One of my favorite websites for quite some time has been varmintal.com. Al is a 30 year veteran of Lawrence Livermore National Laboratory where he conducted structural analysis of complex systems. Al has some interesting FEA models of rifle chambers and cartridge brass. One of Al's recommendations is to polish your chamber to reduce plastic strain in the case head and reduces the chance of case separation during subsequent reloads.
I feel this is logical and practical as the bolt components are designed to take the forces generated when firing and have no need to be "helped" by a "toothy" surface finish in the rifles chamber.
A quote from Al's: "Trying to use the weaker brass to lighten the load on the action and bolt face of a rifle by having the brass grip the chamber is analogous to using a car's radiator to protect the bumper in a front-end collision. A polished chamber minimizes case stretching, reduces case head separation, and increases case life."
On to my question. Does anyone here have experience with polished chambers in their AR? Any advice on how to do it? Any cautions?
I'm no expert but I'll call BS on this one. The chambers should be smooth on a rifle but that will do nothing to reduce case head separation. If the case fits the chamber correctly it's stretch will be limited. Many guys induce this issue by shoving the shoulders back to far and re-firing the case over and over stretching it until the head case separation occurs.

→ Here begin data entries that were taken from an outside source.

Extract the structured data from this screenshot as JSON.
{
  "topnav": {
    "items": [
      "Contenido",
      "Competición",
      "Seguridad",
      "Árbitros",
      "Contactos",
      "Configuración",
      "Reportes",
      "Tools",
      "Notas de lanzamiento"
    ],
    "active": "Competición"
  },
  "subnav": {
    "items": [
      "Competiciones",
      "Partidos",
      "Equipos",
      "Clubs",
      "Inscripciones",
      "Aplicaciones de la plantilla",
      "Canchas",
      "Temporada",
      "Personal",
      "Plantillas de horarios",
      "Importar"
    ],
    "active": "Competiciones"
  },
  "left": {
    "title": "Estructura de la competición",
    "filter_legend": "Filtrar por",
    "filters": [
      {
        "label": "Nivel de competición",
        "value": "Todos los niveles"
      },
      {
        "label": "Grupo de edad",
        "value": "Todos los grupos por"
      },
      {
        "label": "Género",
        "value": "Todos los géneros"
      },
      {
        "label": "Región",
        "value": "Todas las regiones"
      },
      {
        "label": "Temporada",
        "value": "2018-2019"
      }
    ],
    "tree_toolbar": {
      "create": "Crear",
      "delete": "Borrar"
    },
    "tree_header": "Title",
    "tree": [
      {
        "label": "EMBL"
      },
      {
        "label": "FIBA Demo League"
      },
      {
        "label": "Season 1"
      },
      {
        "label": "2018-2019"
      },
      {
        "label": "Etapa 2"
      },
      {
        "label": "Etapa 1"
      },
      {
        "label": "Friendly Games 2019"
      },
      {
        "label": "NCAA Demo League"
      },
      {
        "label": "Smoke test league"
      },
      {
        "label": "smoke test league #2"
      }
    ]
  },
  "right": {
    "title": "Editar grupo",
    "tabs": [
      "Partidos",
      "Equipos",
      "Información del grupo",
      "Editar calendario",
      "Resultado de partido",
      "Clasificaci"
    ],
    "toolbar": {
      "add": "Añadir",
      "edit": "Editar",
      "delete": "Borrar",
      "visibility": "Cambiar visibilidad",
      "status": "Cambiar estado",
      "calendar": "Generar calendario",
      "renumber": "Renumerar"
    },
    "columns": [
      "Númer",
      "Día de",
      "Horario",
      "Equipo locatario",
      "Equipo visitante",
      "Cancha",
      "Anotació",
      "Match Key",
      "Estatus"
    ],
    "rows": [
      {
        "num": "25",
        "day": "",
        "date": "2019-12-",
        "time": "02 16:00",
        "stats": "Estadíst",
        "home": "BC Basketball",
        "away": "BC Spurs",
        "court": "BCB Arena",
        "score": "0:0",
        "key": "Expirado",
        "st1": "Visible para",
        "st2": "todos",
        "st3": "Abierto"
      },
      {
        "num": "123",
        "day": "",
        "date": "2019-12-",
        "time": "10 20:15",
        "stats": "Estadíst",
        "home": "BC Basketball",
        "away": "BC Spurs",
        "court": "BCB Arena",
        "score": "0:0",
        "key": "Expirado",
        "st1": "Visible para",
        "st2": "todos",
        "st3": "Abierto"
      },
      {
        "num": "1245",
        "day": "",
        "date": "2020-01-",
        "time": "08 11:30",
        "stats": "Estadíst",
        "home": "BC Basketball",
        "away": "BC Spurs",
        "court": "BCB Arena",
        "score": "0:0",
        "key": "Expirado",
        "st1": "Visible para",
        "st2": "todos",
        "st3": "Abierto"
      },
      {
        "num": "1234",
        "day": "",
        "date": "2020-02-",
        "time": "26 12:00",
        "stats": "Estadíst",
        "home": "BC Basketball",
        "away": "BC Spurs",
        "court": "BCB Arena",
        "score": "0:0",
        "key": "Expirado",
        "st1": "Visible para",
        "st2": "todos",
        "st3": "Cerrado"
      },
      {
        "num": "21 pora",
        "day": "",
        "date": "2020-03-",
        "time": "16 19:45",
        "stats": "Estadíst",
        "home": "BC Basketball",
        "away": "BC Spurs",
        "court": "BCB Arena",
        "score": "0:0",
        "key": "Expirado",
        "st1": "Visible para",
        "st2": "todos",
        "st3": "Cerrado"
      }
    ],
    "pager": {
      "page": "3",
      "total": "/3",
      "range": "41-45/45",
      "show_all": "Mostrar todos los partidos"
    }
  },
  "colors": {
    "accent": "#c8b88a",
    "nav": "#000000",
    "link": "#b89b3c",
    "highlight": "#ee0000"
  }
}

The "toothy" surface will, in fact, lower bolt thrust to some extent. If you want to see it in action,( DON'T DO THIS!!) you could leave the sizing lube like RCBS Gorilla Snot on your case and fire it. The case will slam back into the bolt head as all the thrust is directed back since the case can't "grab" the chamber walls.
Look at a good rifle barrel, like BHW, and you will see these chambers are mirror smooth to start with. They could be polished up with a bore mop and some JB Bore Paste on a drill but that would be very cautiously done. Many guys do this and increase the size of the front of the chamber and get tuba shaped holes. Not good!!
If the chambers yields cases that look like gravel has been run over them then a polish is in order. In most cases it is not needed.
I'm sure a real experienced shooter or builder will get on here and tel you I am wrong and I may well be but I'll stick with my convictions on this one.
The best firearm for self defense? Any loaded one will do.